La droite entame une semaine déterminante en France

Le polémiste d’extrême droite Éric Zemmour devrait annoncer mardi sa candidature à la présidentielle de 2022.
Photo: Christophe Simon Agence France-Presse Le polémiste d’extrême droite Éric Zemmour devrait annoncer mardi sa candidature à la présidentielle de 2022.

C’est une semaine décisive pour la droite française à cinq mois de l’élection présidentielle, avec, d’une part, l’annonce prévue mardi de la candidature du polémiste d’extrême droite Éric Zemmour et, d’autre part, la désignation du candidat du parti Les Républicains, ce qui aura une forte incidence sur le premier tour.

Avec une gauche éclatée et une extrême droite puissante d’après les sondages, le choix des militants de la droite classique permettra de voir les probables lignes de force de la présidentielle, et d’adapter la campagne du président français, Emmanuel Macron, en vue de sa réélection.

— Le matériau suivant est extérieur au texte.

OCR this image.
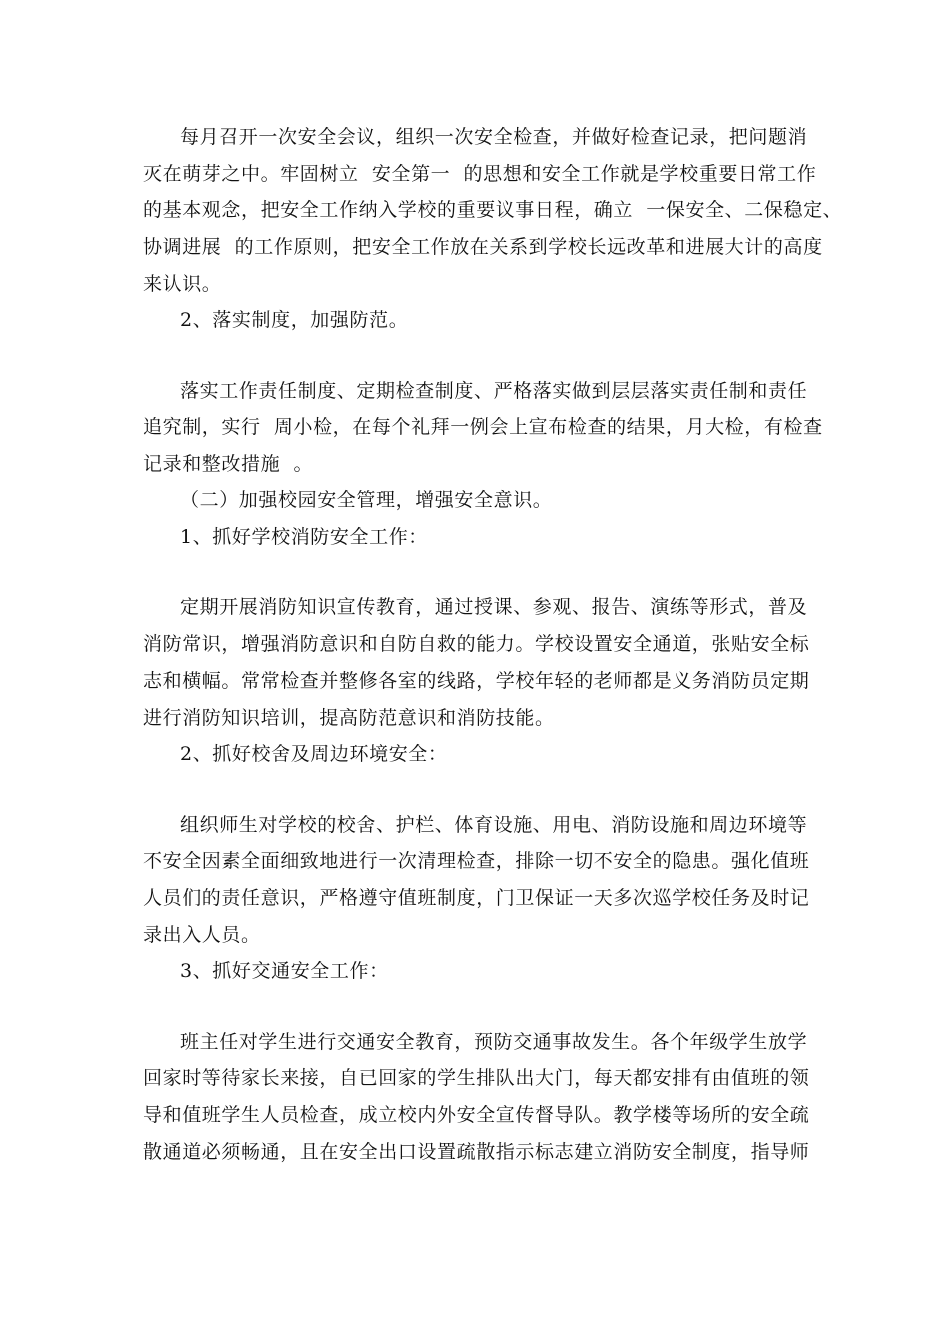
每月召开一次安全会议，组织一次安全检查，并做好检查记录，把问题消
灭在萌芽之中。牢固树立  安全第一  的思想和安全工作就是学校重要日常工作
的基本观念，把安全工作纳入学校的重要议事日程，确立  一保安全、二保稳定、
协调进展  的工作原则，把安全工作放在关系到学校长远改革和进展大计的高度
来认识。
2、落实制度，加强防范。
落实工作责任制度、定期检查制度、严格落实做到层层落实责任制和责任
追究制，实行  周小检，在每个礼拜一例会上宣布检查的结果，月大检，有检查
记录和整改措施  。
（二）加强校园安全管理，增强安全意识。
1、抓好学校消防安全工作：
定期开展消防知识宣传教育，通过授课、参观、报告、演练等形式，普及
消防常识，增强消防意识和自防自救的能力。学校设置安全通道，张贴安全标
志和横幅。常常检查并整修各室的线路，学校年轻的老师都是义务消防员定期
进行消防知识培训，提高防范意识和消防技能。
2、抓好校舍及周边环境安全：
组织师生对学校的校舍、护栏、体育设施、用电、消防设施和周边环境等
不安全因素全面细致地进行一次清理检查，排除一切不安全的隐患。强化值班
人员们的责任意识，严格遵守值班制度，门卫保证一天多次巡学校任务及时记
录出入人员。
3、抓好交通安全工作：
班主任对学生进行交通安全教育，预防交通事故发生。各个年级学生放学
回家时等待家长来接，自已回家的学生排队出大门，每天都安排有由值班的领
导和值班学生人员检查，成立校内外安全宣传督导队。教学楼等场所的安全疏
散通道必须畅通，且在安全出口设置疏散指示标志建立消防安全制度，指导师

Le parti Les Républicains (LR), héritier du mouvement gaulliste de l’après-guerre qui fut le principal parti de gouvernement de la Ve République, ouvrira son congrès mercredi pour élire samedi celui ou celle qui le représentera à la présidentielle de 2022 (dont le premier tour est le 10 avril). La campagne interne de la formation a été fortement marquée par les thèmes de l’extrême droite, comme l’immigration, l’autorité ou la sécurité.

Concomitamment, la polémiste d’extrême droite Éric Zemmour, phénomène de cet automne, qui mène sans le confirmer une précampagne électorale, annoncera mardi sa candidature, a appris l’AFP lundi soir auprès de son entourage. « C’est une semaine importante, car on commencera à voir se dessiner le vrai portrait de la présidentielle », analyse Dominique Reynié, directeur général de la Fondation pour l’innovation politique (Fondapol).

Selon lui, si Les Républicains choisissent un représentant très marqué à droite, comme Éric Ciotti, la nouvelle concurrence qui serait générée avec la cheffe du parti d’extrême droite Rassemblement national, Marine Le Pen, et avec Éric Zemmour, viendrait favoriser Emmanuel Macron.

Tel ne serait pas le cas s’ils optent pour un candidat ou une candidate plus centriste, tel que Xavier Bertrand, Valérie Pécresse ou Michel Barnier.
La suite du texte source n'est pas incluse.